Para o jurista, o STF se desmoralizou porque deixou de agir como um órgão colegiado: "O Supremo está se enterrando. Primeiro, como órgão moderador, que ele já deixou de ser, por estar muito politizado. Deixou de ser moderador. Segunda função: uniformizar regras. Eles não uniformizam regras, porque cada ministro decide de seu jeito".

O poder de ministros impedirem a conclusão de julgamentos, pedindo vista de processos e retendo-os por tempo indeterminado, foi alvo de ataque pelo professor: "Outra desgraça do Supremo é o poder de obstrução. Um ministro obstrui tudo. Dias Toffoli pediu vista do foro privilegiado, e um está obstruindo o posicionamento de oito. O Gilmar ficou com aquela história de financiamento eleitoral de empresas por mais de um ano. Ele obstruiu sozinho o posicionamento do Supremo. Esse poder de obstrução individual massacra a ideia de colegialidade. O Supremo não é hoje um colegiado. O Supremo é hoje individualizado, e esse poder de obstrução é feroz. Isso é absurdo. A regra é clara, tem que devolver em duas sessões. Mas eles não cumprem a regra. Então, o Supremo está desmoronando, porque tinha que cumprir esses papéis e não está cumprindo. Para consertar isso, tem que ter um presidente forte, com personalidade forte, que crie regras e faça valer essas regras, que diga 'A posição do Supremo é esta, ninguém pode votar em contrário'. Precisa botar ordem na casa".

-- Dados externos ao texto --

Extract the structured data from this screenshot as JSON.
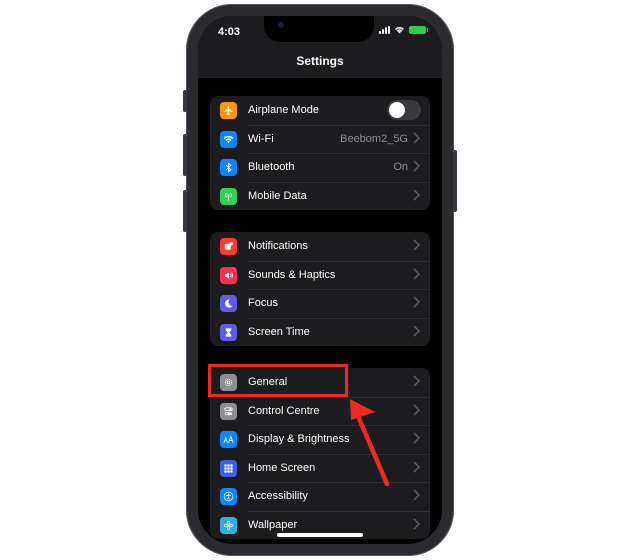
{
  "status": {
    "time": "4:03"
  },
  "header": {
    "title": "Settings"
  },
  "groups": [
    {
      "items": [
        {
          "label": "Airplane Mode",
          "icon": "airplane-icon",
          "icon_color": "#ff9500",
          "control": "toggle",
          "toggle_on": false
        },
        {
          "label": "Wi-Fi",
          "icon": "wifi-icon",
          "icon_color": "#0a84ff",
          "value": "Beebom2_5G"
        },
        {
          "label": "Bluetooth",
          "icon": "bluetooth-icon",
          "icon_color": "#0a84ff",
          "value": "On"
        },
        {
          "label": "Mobile Data",
          "icon": "antenna-icon",
          "icon_color": "#30d158"
        }
      ]
    },
    {
      "items": [
        {
          "label": "Notifications",
          "icon": "notifications-icon",
          "icon_color": "#ff3b30"
        },
        {
          "label": "Sounds & Haptics",
          "icon": "speaker-icon",
          "icon_color": "#ff2d55"
        },
        {
          "label": "Focus",
          "icon": "moon-icon",
          "icon_color": "#5e5ce6"
        },
        {
          "label": "Screen Time",
          "icon": "hourglass-icon",
          "icon_color": "#5e5ce6"
        }
      ]
    },
    {
      "items": [
        {
          "label": "General",
          "icon": "gear-icon",
          "icon_color": "#8e8e93"
        },
        {
          "label": "Control Centre",
          "icon": "switches-icon",
          "icon_color": "#8e8e93"
        },
        {
          "label": "Display & Brightness",
          "icon": "text-size-icon",
          "icon_color": "#0a84ff"
        },
        {
          "label": "Home Screen",
          "icon": "grid-icon",
          "icon_color": "#3a5fe5"
        },
        {
          "label": "Accessibility",
          "icon": "accessibility-icon",
          "icon_color": "#0a84ff"
        },
        {
          "label": "Wallpaper",
          "icon": "flower-icon",
          "icon_color": "#32ade6"
        }
      ]
    }
  ],
  "colors": {
    "highlight": "#ec2a20",
    "background": "#000000",
    "group_background": "#1c1c1e"
  }
}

Questionado se Dias Toffoli, que será o próximo presidente do Supremo, pode ser esse líder forte que colocará "ordem na casa", Luiz Flávio Gomes mostrou-se desesperançoso:  "Não! Toffoli tem o jeitão Carmen Lucia. Carmen Lucia não consegue botar essa ordem, Toffoli tampouco. Toffoli hoje é partidário, aliado do Gilmar, então não terá o equilíbrio para renovar o Supremo. O Supremo precisa de uma presidência como a de Celso de Mello. Aí eu acredito que haveria uma grande mudança. Eles mesmos têm que entender que estão se afundando em termos de credibilidade. Já está ficando uma desgraça para ministro pegar avião. Daqui a pouco acontece uma agressão física, vai ficar horrível para eles. Eles não têm mais ambiente de rua. Mas são eles que estão plantando isso tudo. O Supremo está mal, muito mal. E não é problema recente. Cada ministro é um Supremo, o erro está aí. Tem que ser mais colegiado". 

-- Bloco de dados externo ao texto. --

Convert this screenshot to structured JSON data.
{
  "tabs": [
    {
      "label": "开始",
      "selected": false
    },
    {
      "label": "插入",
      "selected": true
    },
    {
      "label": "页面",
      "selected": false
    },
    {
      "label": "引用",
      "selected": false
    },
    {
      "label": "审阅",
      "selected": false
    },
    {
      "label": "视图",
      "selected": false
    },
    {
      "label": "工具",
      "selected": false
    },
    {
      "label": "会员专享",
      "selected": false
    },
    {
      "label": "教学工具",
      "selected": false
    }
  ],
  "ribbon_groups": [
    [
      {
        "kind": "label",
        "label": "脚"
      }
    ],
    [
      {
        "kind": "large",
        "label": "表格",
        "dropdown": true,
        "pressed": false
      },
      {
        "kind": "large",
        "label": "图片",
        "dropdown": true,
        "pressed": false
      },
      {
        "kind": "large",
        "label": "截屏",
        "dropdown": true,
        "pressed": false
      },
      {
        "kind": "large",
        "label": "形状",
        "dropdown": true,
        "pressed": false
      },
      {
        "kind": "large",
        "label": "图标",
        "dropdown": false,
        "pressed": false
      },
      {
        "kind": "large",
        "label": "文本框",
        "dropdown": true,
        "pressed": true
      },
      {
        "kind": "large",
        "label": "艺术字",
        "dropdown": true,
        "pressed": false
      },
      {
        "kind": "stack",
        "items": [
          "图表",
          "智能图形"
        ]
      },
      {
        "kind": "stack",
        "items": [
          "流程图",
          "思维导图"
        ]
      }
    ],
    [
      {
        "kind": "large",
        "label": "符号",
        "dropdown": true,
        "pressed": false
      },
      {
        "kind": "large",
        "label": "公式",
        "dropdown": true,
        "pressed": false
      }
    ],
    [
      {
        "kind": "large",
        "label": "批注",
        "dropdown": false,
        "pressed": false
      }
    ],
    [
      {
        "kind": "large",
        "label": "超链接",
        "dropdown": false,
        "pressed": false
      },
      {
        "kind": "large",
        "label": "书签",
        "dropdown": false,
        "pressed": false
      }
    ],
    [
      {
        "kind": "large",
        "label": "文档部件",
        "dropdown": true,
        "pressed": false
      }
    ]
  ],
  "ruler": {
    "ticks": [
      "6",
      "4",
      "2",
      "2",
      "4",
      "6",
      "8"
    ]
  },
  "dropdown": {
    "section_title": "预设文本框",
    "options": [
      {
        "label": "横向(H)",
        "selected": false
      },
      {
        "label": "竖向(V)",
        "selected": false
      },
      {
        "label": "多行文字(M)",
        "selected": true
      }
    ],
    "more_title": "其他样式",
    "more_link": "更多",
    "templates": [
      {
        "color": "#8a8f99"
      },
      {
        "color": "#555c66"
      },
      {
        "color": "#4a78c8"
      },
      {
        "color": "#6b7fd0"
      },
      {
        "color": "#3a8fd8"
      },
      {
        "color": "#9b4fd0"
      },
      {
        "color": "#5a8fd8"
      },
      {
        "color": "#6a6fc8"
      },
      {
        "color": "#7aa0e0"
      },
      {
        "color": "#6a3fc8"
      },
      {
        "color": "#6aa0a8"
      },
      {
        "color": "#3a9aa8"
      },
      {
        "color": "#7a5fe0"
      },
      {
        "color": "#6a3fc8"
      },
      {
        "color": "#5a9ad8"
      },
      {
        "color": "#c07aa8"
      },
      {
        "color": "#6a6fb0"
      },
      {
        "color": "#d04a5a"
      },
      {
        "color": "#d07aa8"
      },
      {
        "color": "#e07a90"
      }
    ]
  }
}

O jurista apontou ainda que é normal haver resistência a decisões judiciais; sempre haverá quem não concorde. No entanto, a diversidade de decisões está levando à perda de respeito da Corte: "A resistência normal passou do estágio de revolta com as posturas dos ministros. Hoje, a situação é de menosprezo. O povo vê um ministro no avião e xinga, isso é menosprezo".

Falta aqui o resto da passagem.